ESA is a great choice for security if you are using Active Directory Federation Services (AD FS) 3 or later and want to secure it with 2FA.

During the installation of ESA on the computer running AD FS, select the AD FS component and complete the installation.



During the installation of AD FS, configuration is modified - the ESET Secure Authentication authentication method is added and if no location is specified both Intranet and Extranet locations will be included. The image below shows the configuration changes with the Intranet location selected prior to installation of the AD FS component of ESA.



Once the installation is complete, open the ESA Web Console, navigate to Components, click AD FS and you will see the 2FA is enabled and Allow non 2FA options enabled.

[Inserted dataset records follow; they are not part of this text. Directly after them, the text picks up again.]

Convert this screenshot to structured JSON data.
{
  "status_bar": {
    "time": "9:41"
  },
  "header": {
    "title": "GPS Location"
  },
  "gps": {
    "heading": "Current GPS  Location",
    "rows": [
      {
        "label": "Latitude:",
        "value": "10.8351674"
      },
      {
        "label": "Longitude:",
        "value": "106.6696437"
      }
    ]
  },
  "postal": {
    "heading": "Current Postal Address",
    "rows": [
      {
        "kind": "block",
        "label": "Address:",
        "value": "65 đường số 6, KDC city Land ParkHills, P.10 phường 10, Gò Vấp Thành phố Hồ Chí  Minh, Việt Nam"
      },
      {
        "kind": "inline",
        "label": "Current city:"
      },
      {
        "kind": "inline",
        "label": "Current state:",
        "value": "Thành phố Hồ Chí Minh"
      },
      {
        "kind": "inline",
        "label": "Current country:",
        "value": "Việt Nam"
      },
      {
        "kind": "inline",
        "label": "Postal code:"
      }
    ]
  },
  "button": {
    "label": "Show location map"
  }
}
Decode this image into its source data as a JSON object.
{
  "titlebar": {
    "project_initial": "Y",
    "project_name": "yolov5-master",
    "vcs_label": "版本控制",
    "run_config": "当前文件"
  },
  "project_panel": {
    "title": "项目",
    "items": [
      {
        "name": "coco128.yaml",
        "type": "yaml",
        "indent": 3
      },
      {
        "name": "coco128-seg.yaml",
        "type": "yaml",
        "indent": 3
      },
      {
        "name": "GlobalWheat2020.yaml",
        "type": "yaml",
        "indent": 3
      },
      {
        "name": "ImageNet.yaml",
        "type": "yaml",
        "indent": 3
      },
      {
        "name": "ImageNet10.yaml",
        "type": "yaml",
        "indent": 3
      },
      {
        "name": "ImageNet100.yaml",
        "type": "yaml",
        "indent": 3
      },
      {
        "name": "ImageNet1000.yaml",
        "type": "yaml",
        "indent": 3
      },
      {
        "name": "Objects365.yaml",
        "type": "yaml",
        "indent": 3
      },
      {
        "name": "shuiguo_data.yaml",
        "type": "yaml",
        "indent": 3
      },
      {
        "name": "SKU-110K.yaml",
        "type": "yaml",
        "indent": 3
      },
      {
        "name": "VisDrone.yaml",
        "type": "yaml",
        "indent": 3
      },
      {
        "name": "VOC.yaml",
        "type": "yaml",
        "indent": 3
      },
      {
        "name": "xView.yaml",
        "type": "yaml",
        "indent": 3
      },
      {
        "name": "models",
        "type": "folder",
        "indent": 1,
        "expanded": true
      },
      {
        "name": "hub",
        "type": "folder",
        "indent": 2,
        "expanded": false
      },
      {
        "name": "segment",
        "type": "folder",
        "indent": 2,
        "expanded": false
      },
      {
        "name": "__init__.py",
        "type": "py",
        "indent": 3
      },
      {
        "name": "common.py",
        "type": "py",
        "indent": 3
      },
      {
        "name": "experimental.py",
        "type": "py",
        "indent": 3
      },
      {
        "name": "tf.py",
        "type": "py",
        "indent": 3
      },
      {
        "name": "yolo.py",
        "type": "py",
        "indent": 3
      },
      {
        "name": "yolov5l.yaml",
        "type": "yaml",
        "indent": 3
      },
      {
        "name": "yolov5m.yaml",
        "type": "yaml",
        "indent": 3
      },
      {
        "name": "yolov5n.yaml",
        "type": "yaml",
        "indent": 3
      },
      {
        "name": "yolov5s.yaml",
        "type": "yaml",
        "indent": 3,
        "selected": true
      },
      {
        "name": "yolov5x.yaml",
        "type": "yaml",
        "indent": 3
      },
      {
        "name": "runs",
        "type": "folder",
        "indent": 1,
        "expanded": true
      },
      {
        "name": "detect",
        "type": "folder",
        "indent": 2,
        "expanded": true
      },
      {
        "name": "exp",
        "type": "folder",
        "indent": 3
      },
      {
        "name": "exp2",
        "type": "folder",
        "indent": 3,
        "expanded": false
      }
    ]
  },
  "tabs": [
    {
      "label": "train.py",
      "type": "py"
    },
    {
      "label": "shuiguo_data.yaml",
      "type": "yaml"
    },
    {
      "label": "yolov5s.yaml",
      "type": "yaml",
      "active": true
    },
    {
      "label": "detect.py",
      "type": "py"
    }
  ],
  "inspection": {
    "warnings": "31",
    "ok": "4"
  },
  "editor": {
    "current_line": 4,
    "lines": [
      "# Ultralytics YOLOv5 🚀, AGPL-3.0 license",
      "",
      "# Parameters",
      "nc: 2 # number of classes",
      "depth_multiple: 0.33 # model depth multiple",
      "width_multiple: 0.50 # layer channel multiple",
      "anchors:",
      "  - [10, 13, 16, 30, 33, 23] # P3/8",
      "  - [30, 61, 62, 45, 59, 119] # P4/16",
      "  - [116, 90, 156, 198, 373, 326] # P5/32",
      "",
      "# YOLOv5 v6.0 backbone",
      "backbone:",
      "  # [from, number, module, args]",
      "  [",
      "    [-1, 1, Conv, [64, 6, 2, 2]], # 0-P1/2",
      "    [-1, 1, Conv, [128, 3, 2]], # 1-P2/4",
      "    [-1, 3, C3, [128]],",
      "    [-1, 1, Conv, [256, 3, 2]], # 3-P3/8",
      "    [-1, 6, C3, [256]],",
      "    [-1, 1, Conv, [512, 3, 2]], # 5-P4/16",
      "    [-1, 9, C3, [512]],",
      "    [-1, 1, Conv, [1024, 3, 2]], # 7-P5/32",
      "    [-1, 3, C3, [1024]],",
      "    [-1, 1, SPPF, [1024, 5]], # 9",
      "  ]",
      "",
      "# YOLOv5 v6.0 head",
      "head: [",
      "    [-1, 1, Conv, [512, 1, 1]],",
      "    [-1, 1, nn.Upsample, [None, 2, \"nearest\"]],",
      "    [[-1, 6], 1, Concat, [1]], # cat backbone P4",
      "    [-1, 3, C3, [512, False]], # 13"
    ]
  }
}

If a website requiring authentication verifies the identity against AD FS, and 2FA protection through ESA is applied to the particular AD FS, you will be prompted to enter an OTP or approve the push notification or authenticate via FIDO upon successful verification of identity:


OTP required (on the left); Approval of push notification required (on the right)


Custom logo

If you want a custom logo to be displayed in the screen waiting to enter OTP, or approve a notification instead of the default ESET Secure Authentication logo, follow the steps below. All the steps are performed on the computer where compatible ESA component (Web App plugin, AD FS protection, Identity Provider Connector) is installed.

1.Save the desired logo as a .png image file. Recommended maximum dimension is 350px x 100px (width x height).

2.Place the logo to C:\ProgramData\ESET Secure Authentication\Customization\ and name it "logo.png".


Internet Explorer

Internet Explorer version 9 and 10 are supported web browsers.